Ad portas del regreso a clases, muchos padres y madres se preguntan cómo hacer para que sus hijos ingresen de la mejor manera al período académico del presente año. Para nosotros, la motivación es el factor clave que debemos trabajar en esta vuelta a clases y en este artículo te contamos el por qué.

Según un estudio realizado por Ana María Bañuelos, Licenciada en Pedagogía de la UNAM y Maestra en Educación por la Facultad Latinoamericana de Ciencias Sociales, sobre la Motivación escolar y el cual fue publicado en la Red de Revistas Científicas de América Latina y El Caribe, España y Portugal, señala que, “es importante saber que la motivación escolar va más allá de una calificación aprobatoria, un punto extra, o la personalidad de un profesor; motivar es crear la necesidad de incrementar habilidades y dominio del conocimiento en los estudiantes”.

La motivación juega un papel fundamental en nuestro aprendizaje. Según este estudio, la motivación influye más en nuestro desempeño en matemáticas que nuestro coeficiente intelectual. Además, La psicóloga Núria Guzmán, y quien trabajó una propuesta de innovación educativa para desarrollar competencias del alumnado a través de la neuroeducación y los juegos de mesa, señala que, “debemos señalar que las experiencias novedosas, como lo es el juego al interior del aula, favorecen la activación neuronal, la necesidad del reto para mantener la atención y el peso de un feedback positivo, que si además es inmediato facilita un aprendizaje eficaz”. En este sentido, el juego de mesa es una de las actividades grupales que más favorece una intensa intercomunicación y diálogo; requiere de multitud de acciones para intercambiar, consensuar, negociar. El lenguaje se convierte así en esencial para poder conseguir los objetivos del juego, activando procesos de escucha activa y de expresión oral significativos.

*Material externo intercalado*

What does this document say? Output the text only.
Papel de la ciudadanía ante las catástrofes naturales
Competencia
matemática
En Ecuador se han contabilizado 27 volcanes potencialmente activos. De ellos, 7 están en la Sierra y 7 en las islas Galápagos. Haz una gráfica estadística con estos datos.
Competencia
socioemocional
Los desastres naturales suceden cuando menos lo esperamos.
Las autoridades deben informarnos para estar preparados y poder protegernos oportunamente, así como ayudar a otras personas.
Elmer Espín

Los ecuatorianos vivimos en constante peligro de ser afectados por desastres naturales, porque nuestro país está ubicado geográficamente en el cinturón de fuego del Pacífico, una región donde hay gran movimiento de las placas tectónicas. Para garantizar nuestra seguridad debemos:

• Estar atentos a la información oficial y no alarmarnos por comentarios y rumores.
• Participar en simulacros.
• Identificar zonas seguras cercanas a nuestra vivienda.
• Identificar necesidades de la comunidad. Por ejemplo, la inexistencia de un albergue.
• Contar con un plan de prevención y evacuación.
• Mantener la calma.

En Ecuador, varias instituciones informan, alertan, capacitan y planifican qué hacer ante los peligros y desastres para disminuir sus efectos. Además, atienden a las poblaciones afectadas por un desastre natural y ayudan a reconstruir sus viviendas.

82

Estamos convencidos que al implementar ludotecas en los colegios se generan actividades que propician ciertos modos de interacción intencionada entre los estudiantes, que generan motivación en tanto están orientados a un objetivo claro y alcanzable, y que a su vez, son interacciones que generan disfrute y desafío. Es a propósito de esto último que muchas veces, durante la experiencia de juego, el hecho de ganar (o el esfuerzo hacia ello) pasa a segundo plano, pues el énfasis está puesto en las interacciones y en la diversión y desafíos que puede haber implicados.

Para Pablo Cárcamo, asesor escolar en la implementación de ludotecas del Observatorio Del Juego y psicólogo experto en educación, “La motivación también crece en tanto se estimulan ciertos modos interacción entre los mismos estudiantes. Esto es particularmente interesante, quizás por el hecho de que jugar en el aula puede ser una actividad novedosa, pero también, y sobre todo porque los estudiantes están llamados a ser protagonistas de sus aprendizajes”.

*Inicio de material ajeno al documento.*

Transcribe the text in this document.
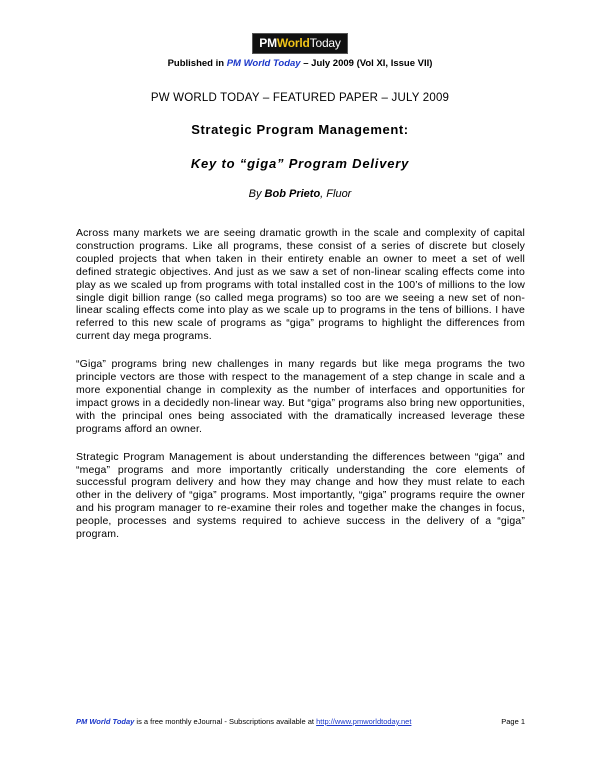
PMWorldToday
Published in PM World Today – July 2009 (Vol XI, Issue VII)
PW WORLD TODAY – FEATURED PAPER – JULY 2009
Strategic Program Management:
Key to “giga” Program Delivery
By Bob Prieto, Fluor

Across many markets we are seeing dramatic growth in the scale and complexity of capital construction programs. Like all programs, these consist of a series of discrete but closely coupled projects that when taken in their entirety enable an owner to meet a set of well defined strategic objectives. And just as we saw a set of non-linear scaling effects come into play as we scaled up from programs with total installed cost in the 100’s of millions to the low single digit billion range (so called mega programs) so too are we seeing a new set of non-linear scaling effects come into play as we scale up to programs in the tens of billions. I have referred to this new scale of programs as “giga” programs to highlight the differences from current day mega programs.

“Giga” programs bring new challenges in many regards but like mega programs the two principle vectors are those with respect to the management of a step change in scale and a more exponential change in complexity as the number of interfaces and opportunities for impact grows in a decidedly non-linear way. But “giga” programs also bring new opportunities, with the principal ones being associated with the dramatically increased leverage these programs afford an owner.

Strategic Program Management is about understanding the differences between “giga” and “mega” programs and more importantly critically understanding the core elements of successful program delivery and how they may change and how they must relate to each other in the delivery of “giga” programs. Most importantly, “giga” programs require the owner and his program manager to re-examine their roles and together make the changes in focus, people, processes and systems required to achieve success in the delivery of a “giga” program.

PM World Today is a free monthly eJournal - Subscriptions available at http://www.pmworldtoday.net	Page 1
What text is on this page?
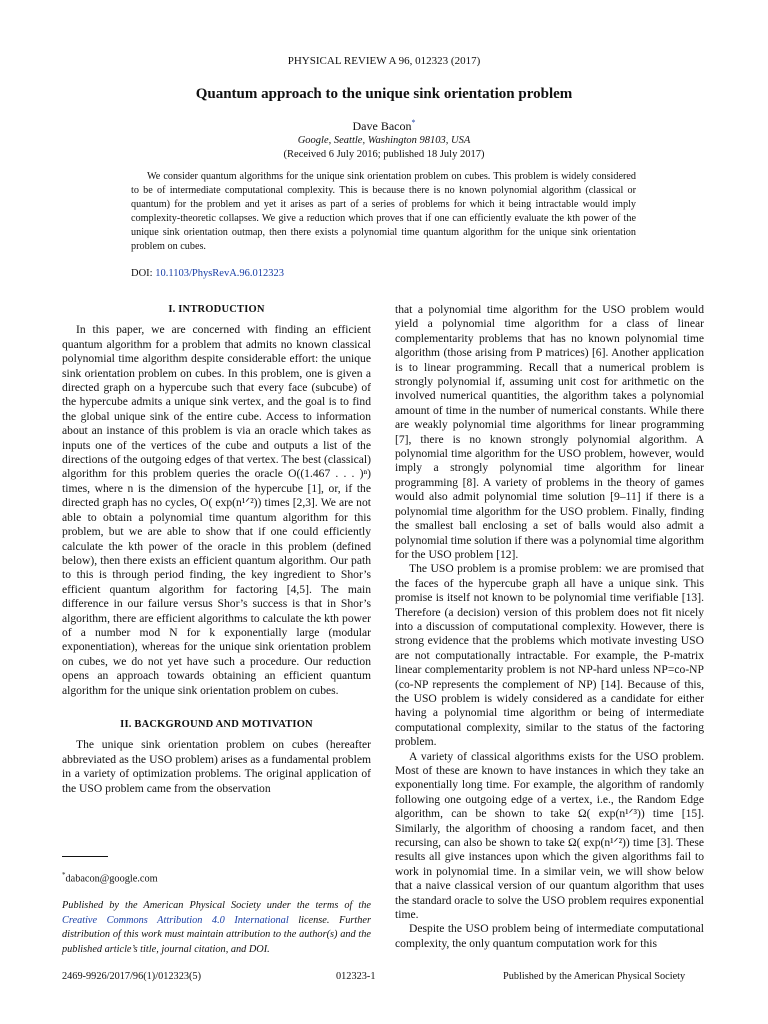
PHYSICAL REVIEW A 96, 012323 (2017)
Quantum approach to the unique sink orientation problem
Dave Bacon*
Google, Seattle, Washington 98103, USA
(Received 6 July 2016; published 18 July 2017)
We consider quantum algorithms for the unique sink orientation problem on cubes. This problem is widely considered to be of intermediate computational complexity. This is because there is no known polynomial algorithm (classical or quantum) for the problem and yet it arises as part of a series of problems for which it being intractable would imply complexity-theoretic collapses. We give a reduction which proves that if one can efficiently evaluate the kth power of the unique sink orientation outmap, then there exists a polynomial time quantum algorithm for the unique sink orientation problem on cubes.
DOI: 10.1103/PhysRevA.96.012323
I. INTRODUCTION

In this paper, we are concerned with finding an efficient quantum algorithm for a problem that admits no known classical polynomial time algorithm despite considerable effort: the unique sink orientation problem on cubes. In this problem, one is given a directed graph on a hypercube such that every face (subcube) of the hypercube admits a unique sink vertex, and the goal is to find the global unique sink of the entire cube. Access to information about an instance of this problem is via an oracle which takes as inputs one of the vertices of the cube and outputs a list of the directions of the outgoing edges of that vertex. The best (classical) algorithm for this problem queries the oracle O((1.467 . . . )ⁿ) times, where n is the dimension of the hypercube [1], or, if the directed graph has no cycles, O( exp(n¹ᐟ²)) times [2,3]. We are not able to obtain a polynomial time quantum algorithm for this problem, but we are able to show that if one could efficiently calculate the kth power of the oracle in this problem (defined below), then there exists an efficient quantum algorithm. Our path to this is through period finding, the key ingredient to Shor’s efficient quantum algorithm for factoring [4,5]. The main difference in our failure versus Shor’s success is that in Shor’s algorithm, there are efficient algorithms to calculate the kth power of a number mod N for k exponentially large (modular exponentiation), whereas for the unique sink orientation problem on cubes, we do not yet have such a procedure. Our reduction opens an approach towards obtaining an efficient quantum algorithm for the unique sink orientation problem on cubes.

II. BACKGROUND AND MOTIVATION

The unique sink orientation problem on cubes (hereafter abbreviated as the USO problem) arises as a fundamental problem in a variety of optimization problems. The original application of the USO problem came from the observation

that a polynomial time algorithm for the USO problem would yield a polynomial time algorithm for a class of linear complementarity problems that has no known polynomial time algorithm (those arising from P matrices) [6]. Another application is to linear programming. Recall that a numerical problem is strongly polynomial if, assuming unit cost for arithmetic on the involved numerical quantities, the algorithm takes a polynomial amount of time in the number of numerical constants. While there are weakly polynomial time algorithms for linear programming [7], there is no known strongly polynomial algorithm. A polynomial time algorithm for the USO problem, however, would imply a strongly polynomial time algorithm for linear programming [8]. A variety of problems in the theory of games would also admit polynomial time solution [9–11] if there is a polynomial time algorithm for the USO problem. Finally, finding the smallest ball enclosing a set of balls would also admit a polynomial time solution if there was a polynomial time algorithm for the USO problem [12].

The USO problem is a promise problem: we are promised that the faces of the hypercube graph all have a unique sink. This promise is itself not known to be polynomial time verifiable [13]. Therefore (a decision) version of this problem does not fit nicely into a discussion of computational complexity. However, there is strong evidence that the problems which motivate investing USO are not computationally intractable. For example, the P-matrix linear complementarity problem is not NP-hard unless NP=co-NP (co-NP represents the complement of NP) [14]. Because of this, the USO problem is widely considered as a candidate for either having a polynomial time algorithm or being of intermediate computational complexity, similar to the status of the factoring problem.

A variety of classical algorithms exists for the USO problem. Most of these are known to have instances in which they take an exponentially long time. For example, the algorithm of randomly following one outgoing edge of a vertex, i.e., the Random Edge algorithm, can be shown to take Ω( exp(n¹ᐟ³)) time [15]. Similarly, the algorithm of choosing a random facet, and then recursing, can also be shown to take Ω( exp(n¹ᐟ²)) time [3]. These results all give instances upon which the given algorithms fail to work in polynomial time. In a similar vein, we will show below that a naive classical version of our quantum algorithm that uses the standard oracle to solve the USO problem requires exponential time.

Despite the USO problem being of intermediate computational complexity, the only quantum computation work for this

*dabacon@google.com
Published by the American Physical Society under the terms of the Creative Commons Attribution 4.0 International license. Further distribution of this work must maintain attribution to the author(s) and the published article’s title, journal citation, and DOI.
2469-9926/2017/96(1)/012323(5)	012323-1	Published by the American Physical Society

Para finalizar es importante señalar que, con los objetivos que cada juego propone, se produce motivación en tanto los modos de interacción. Estos pueden alcanzarse a través de la colaboración como de la competencia. El solo hecho de compartir el juego y la experiencia invita también a la participación y la participación es clave en el proceso de aprendizaje.